Tão perto, tão longe: o café brasileiro e a América Latina

Fonte: Café Point

Entre tradição e oportunidade, o café brasileiro redescobre a América Latina como um mercado em crescimento, com proximidade e potencial de valor – estratégico para diversificar riscos e fortalecer sua presença regional.

Por décadas, a cafeicultura brasileira manteve os olhos voltados para o Atlântico, de frente para o mar, como bem escreveu nosso colunista Gustavo Paiva em sua metáfora sobre nossa posição no mundo. Sempre orientados a exportar para Europa e Estados Unidos, deixamos a montanha — nossos vizinhos latino-americanos — em segundo plano.

Esta escolha fazia sentido quando o consumo interno da região era tímido e a lógica, apenas da escala, apontava para os mercados consolidados do Hemisfério Norte. Mas será que este paradigma permanece inabalável? Diante de um pano de fundo global em transformação — com cenário tarifário instável, novos arranjos geopolíticos redesenhando fluxos comerciais e a crescente percepção da máxima “não colocar todos os ovos na mesma cesta” —, talvez seja hora de perguntar: olhar para a América Latina ainda é apenas uma ideia simpática ou pode se tornar um movimento estratégico?

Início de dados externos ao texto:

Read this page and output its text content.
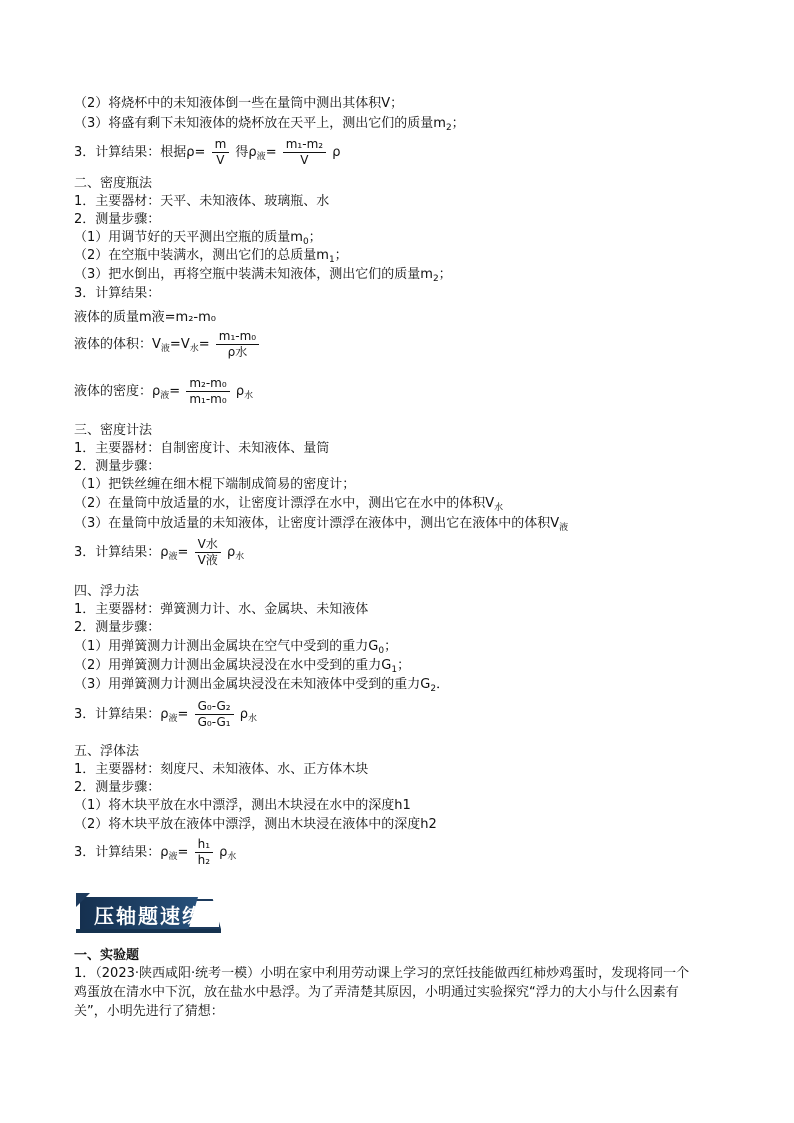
（2）将烧杯中的未知液体倒一些在量筒中测出其体积V；
（3）将盛有剩下未知液体的烧杯放在天平上，测出它们的质量$m_2$；
3．计算结果：根据$\rho= \frac{m}{V}$ 得$\rho_液= \frac{\text{m₁-m₂}}{V}$ ρ
二、密度瓶法
1．主要器材：天平、未知液体、玻璃瓶、水
2．测量步骤：
（1）用调节好的天平测出空瓶的质量$m_0$；
（2）在空瓶中装满水，测出它们的总质量$m_1$；
（3）把水倒出，再将空瓶中装满未知液体，测出它们的质量$m_2$；
3．计算结果：
液体的质量m液=m₂-m₀
液体的体积：$V_液=V_水= \frac{\text{m₁-m₀}}{\text{ρ水}}$
液体的密度：$\rho_液= \frac{\text{m₂-m₀}}{\text{m₁-m₀}} \rho_水$
三、密度计法
1．主要器材：自制密度计、未知液体、量筒
2．测量步骤：
（1）把铁丝缠在细木棍下端制成简易的密度计；
（2）在量筒中放适量的水，让密度计漂浮在水中，测出它在水中的体积$V_水$
（3）在量筒中放适量的未知液体，让密度计漂浮在液体中，测出它在液体中的体积$V_液$
3．计算结果：$\rho_液= \frac{\text{V水}}{\text{V液}} \rho_水$
四、浮力法
1．主要器材：弹簧测力计、水、金属块、未知液体
2．测量步骤：
（1）用弹簧测力计测出金属块在空气中受到的重力$G_0$；
（2）用弹簧测力计测出金属块浸没在水中受到的重力$G_1$；
（3）用弹簧测力计测出金属块浸没在未知液体中受到的重力$G_2$．
3．计算结果：$\rho_液= \frac{\text{G₀-G₂}}{\text{G₀-G₁}} \rho_水$
五、浮体法
1．主要器材：刻度尺、未知液体、水、正方体木块
2．测量步骤：
（1）将木块平放在水中漂浮，测出木块浸在水中的深度h1
（2）将木块平放在液体中漂浮，测出木块浸在液体中的深度h2
3．计算结果：$\rho_液= \frac{\text{h₁}}{\text{h₂}} \rho_水$
压轴题速练
一、实验题
1．（2023·陕西咸阳·统考一模）小明在家中利用劳动课上学习的烹饪技能做西红柿炒鸡蛋时，发现将同一个
鸡蛋放在清水中下沉，放在盐水中悬浮。为了弄清楚其原因，小明通过实验探究“浮力的大小与什么因素有
关”，小明先进行了猜想：
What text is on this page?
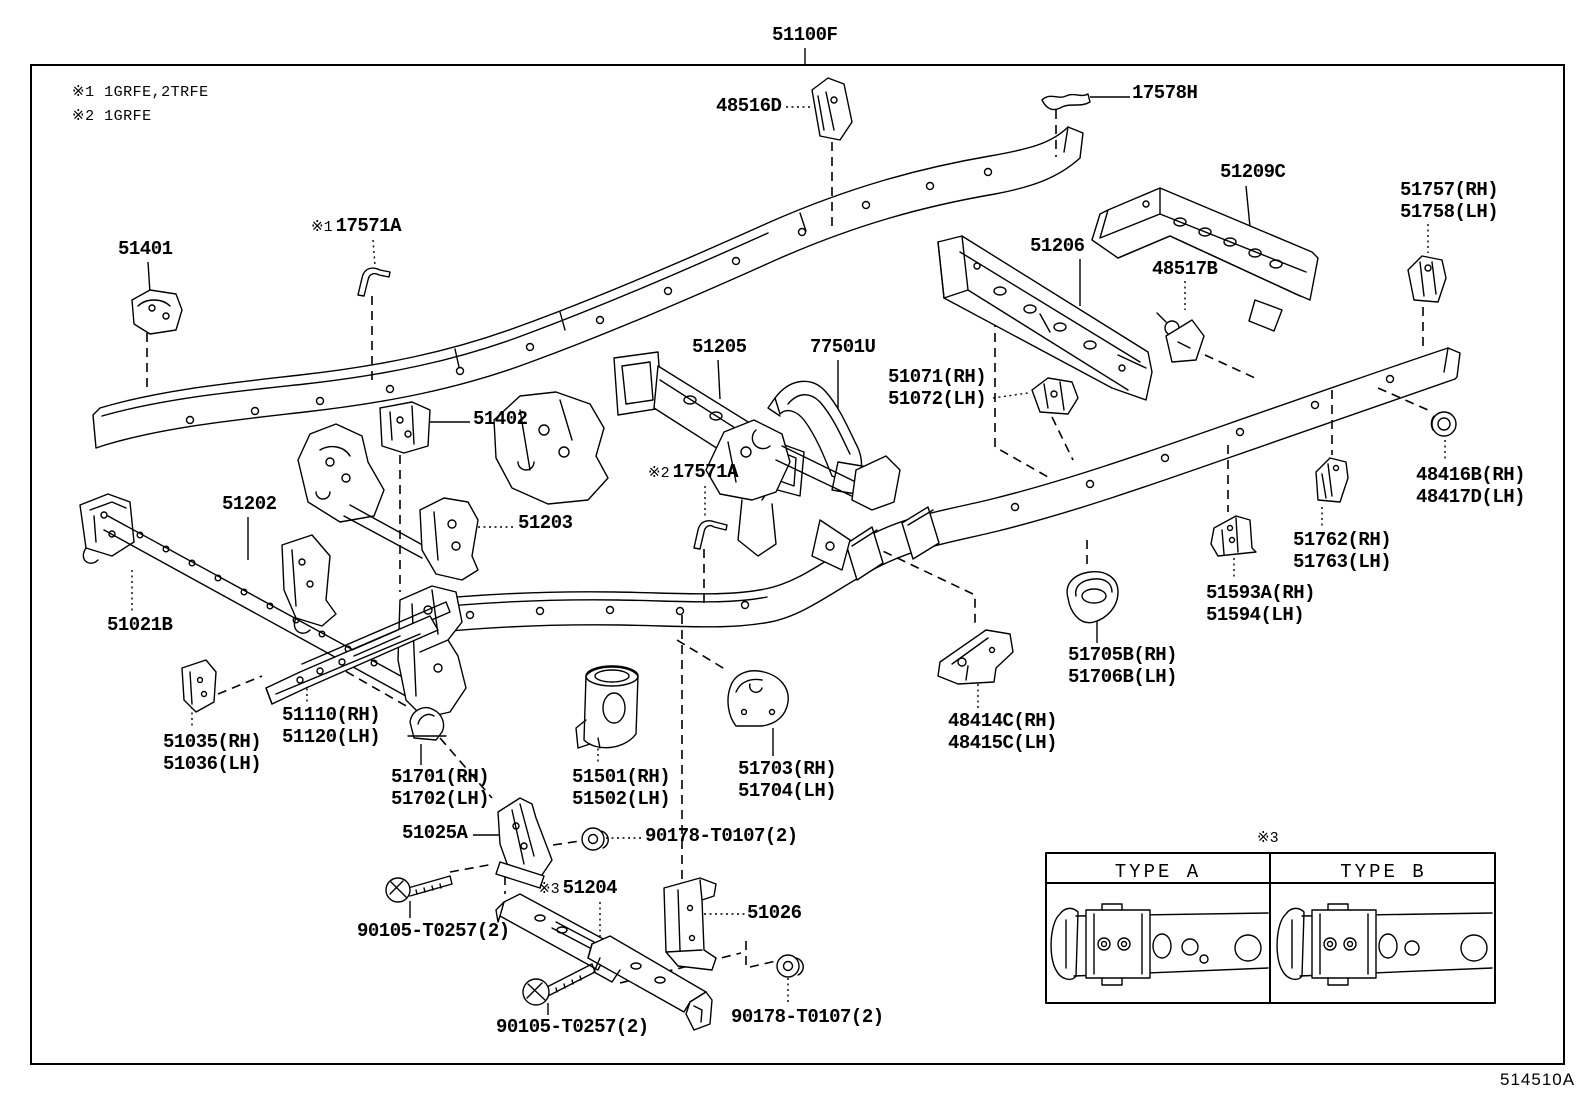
※1 1GRFE,2TRFE
※2 1GRFE
TYPE A	TYPE B
514510A
51100F
48516D
17578H
51209C
51757(RH)
51758(LH)
48517B
51206
51401
※1 17571A
51205	77501U
51071(RH)
51072(LH)
51402
※2 17571A
51202
51203
48416B(RH)
48417D(LH)
51762(RH)
51763(LH)
51593A(RH)
51594(LH)
51021B
51705B(RH)
51706B(LH)
51110(RH)
51120(LH)
48414C(RH)
48415C(LH)
51035(RH)
51036(LH)
51701(RH)
51702(LH)
51501(RH)
51502(LH)
51703(RH)
51704(LH)
51025A	90178-T0107(2)
※3 51204
51026
90105-T0257(2)
90178-T0107(2)
90105-T0257(2)
※3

Os mercados da região continuam pequenos em termos absolutos. É preciso cuidado para não romantizar: enquanto a Europa concentra cerca de 30% do consumo mundial e países nórdicos chegam a 12 kg per capita por ano, o consumo da América Latina, com exceção do Brasil, ainda gira entre 1 e 3 kg. O consumo brasileiro está em 4,8 kg per capita, próximo dos Estados Unidos, mas em países como México (1,7 kg), Argentina (1,4 kg) e Chile (0,7 kg) ainda está em patamares modestos.

Mesmo assim, há sinais de dinamismo. A Colômbia evoluiu de 2,2 kg em 2019 para 3,08 kg per capita/ano em 2025. No Peru, o consumo interno está em cerca de 1,4 kg per capita/ano em 2025; o café solúvel no país segue dominante, concentrando 70 a 75% do montante, enquanto o moído já representa cerca de 20%. O mercado da América Latina tem uma taxa de crescimento entre 4% e 7,5% ao ano.

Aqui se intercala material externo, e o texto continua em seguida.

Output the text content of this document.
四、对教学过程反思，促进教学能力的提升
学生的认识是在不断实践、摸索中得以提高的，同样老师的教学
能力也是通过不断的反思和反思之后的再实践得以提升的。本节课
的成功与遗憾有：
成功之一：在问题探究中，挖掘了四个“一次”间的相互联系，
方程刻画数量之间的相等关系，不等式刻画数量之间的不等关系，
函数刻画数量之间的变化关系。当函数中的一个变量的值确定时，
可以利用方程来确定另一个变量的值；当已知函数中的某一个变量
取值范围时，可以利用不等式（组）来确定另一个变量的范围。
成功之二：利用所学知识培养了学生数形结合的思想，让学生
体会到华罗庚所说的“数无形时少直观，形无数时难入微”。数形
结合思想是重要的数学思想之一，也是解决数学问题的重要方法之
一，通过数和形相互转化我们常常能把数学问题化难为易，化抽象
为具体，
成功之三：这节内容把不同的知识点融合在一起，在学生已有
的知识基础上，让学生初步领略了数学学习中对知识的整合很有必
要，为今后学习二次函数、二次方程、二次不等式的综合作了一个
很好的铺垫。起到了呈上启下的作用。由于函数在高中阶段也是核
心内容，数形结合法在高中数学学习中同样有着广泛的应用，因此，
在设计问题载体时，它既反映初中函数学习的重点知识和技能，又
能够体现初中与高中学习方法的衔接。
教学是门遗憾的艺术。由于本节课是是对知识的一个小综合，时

O ponto, portanto, é reconhecer que a América Latina também oferece caminhos de oportunidade. Os mercados vizinhos carregam vantagens competitivas claras: barreiras tarifárias menores, que reduzem custos de entrada; proximidade logística, que encurta prazos e barateia transporte; custos operacionais mais baixos, que aumentam a margem de competitividade; e, não menos importante, afinidade cultural, que facilita a construção de narrativas e marcas capazes de dialogar com os consumidores locais.

Essa proximidade não favorece apenas o comércio de café verde, mas abre também espaço para o café torrado e industrializado, com maior valor agregado e potencial de diferenciação para o consumidor.

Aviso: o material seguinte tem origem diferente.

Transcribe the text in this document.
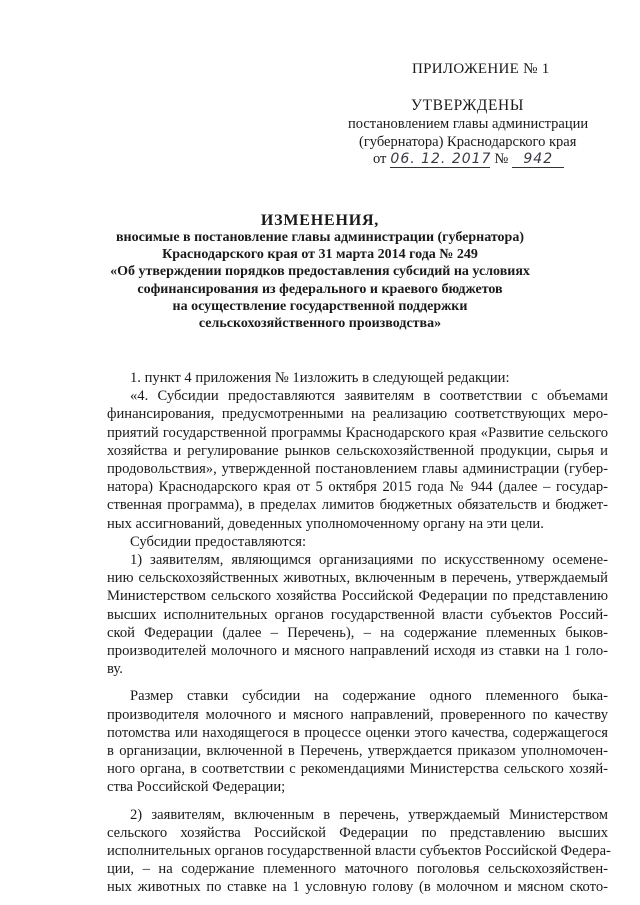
ПРИЛОЖЕНИЕ № 1
УТВЕРЖДЕНЫ
постановлением главы администрации
(губернатора) Краснодарского края
от 06. 12. 2017 № 942
ИЗМЕНЕНИЯ,
вносимые в постановление главы администрации (губернатора)
Краснодарского края от 31 марта 2014 года № 249
«Об утверждении порядков предоставления субсидий на условиях
софинансирования из федерального и краевого бюджетов
на осуществление государственной поддержки
сельскохозяйственного производства»

1. пункт 4 приложения № 1изложить в следующей редакции:

«4. Субсидии предоставляются заявителям в соответствии с объемами
финансирования, предусмотренными на реализацию соответствующих меро-
приятий государственной программы Краснодарского края «Развитие сельского
хозяйства и регулирование рынков сельскохозяйственной продукции, сырья и
продовольствия», утвержденной постановлением главы администрации (губер-
натора) Краснодарского края от 5 октября 2015 года № 944 (далее – государ-
ственная программа), в пределах лимитов бюджетных обязательств и бюджет-
ных ассигнований, доведенных уполномоченному органу на эти цели.

Субсидии предоставляются:

1) заявителям, являющимся организациями по искусственному осемене-
нию сельскохозяйственных животных, включенным в перечень, утверждаемый
Министерством сельского хозяйства Российской Федерации по представлению
высших исполнительных органов государственной власти субъектов Россий-
ской Федерации (далее – Перечень), – на содержание племенных быков-
производителей молочного и мясного направлений исходя из ставки на 1 голо-
ву.

Размер ставки субсидии на содержание одного племенного быка-
производителя молочного и мясного направлений, проверенного по качеству
потомства или находящегося в процессе оценки этого качества, содержащегося
в организации, включенной в Перечень, утверждается приказом уполномочен-
ного органа, в соответствии с рекомендациями Министерства сельского хозяй-
ства Российской Федерации;

2) заявителям, включенным в перечень, утверждаемый Министерством
сельского хозяйства Российской Федерации по представлению высших
исполнительных органов государственной власти субъектов Российской Федера-
ции, – на содержание племенного маточного поголовья сельскохозяйствен-
ных животных по ставке на 1 условную голову (в молочном и мясном ското-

Em Santiago, cafeterias de bairro já consolidam a presença do café especial; em Buenos Aires, o consumo per capita supera a média nacional, mesmo num país de tradição do mate; no Peru, cresce a disposição em pagar mais por qualidade. Essas mudanças mostram que a região pode se tornar um espaço estratégico para diversificação e construção de parcerias.

Mais do que exportar sacas ou pacotes de café, trata-se também de construir alianças. Como maior produtor do mundo, o Brasil tem um papel inescapável. Não é o caso apenas de aproveitar oportunidades, mas de liderar pelo exemplo. Fortalecer parcerias comerciais e colaborativas, trabalhar com países produtores em comércio justo e desenvolvimento econômico, assegurar que todos os agentes da cadeia sejam igualmente beneficiados: essa é a liderança que gera referência, confiança e estabilidade — e que projeta o Brasil tanto como fornecedor quanto articulador de um ecossistema.

No fim, a questão não é abandonar os grandes compradores do Hemisfério Norte, mas diversificar riscos, ampliar mercado e se posicionar. A região vizinha pode funcionar como um mercado de teste para marcas brasileiras, seja com cafés verdes ou com linhas de torrado e moído, em modelos mais próximos do consumidor final.

Oportunidades de posicionamento premium, parcerias de distribuição e novos canais tornam a América Latina um campo de negócio real e com escala crescente. E, ao mesmo tempo, o Brasil pode se posicionar como líder regional na agregação de valor, mostrando que não exporta apenas matéria-prima, mas também qualidade, sustentabilidade e inovação.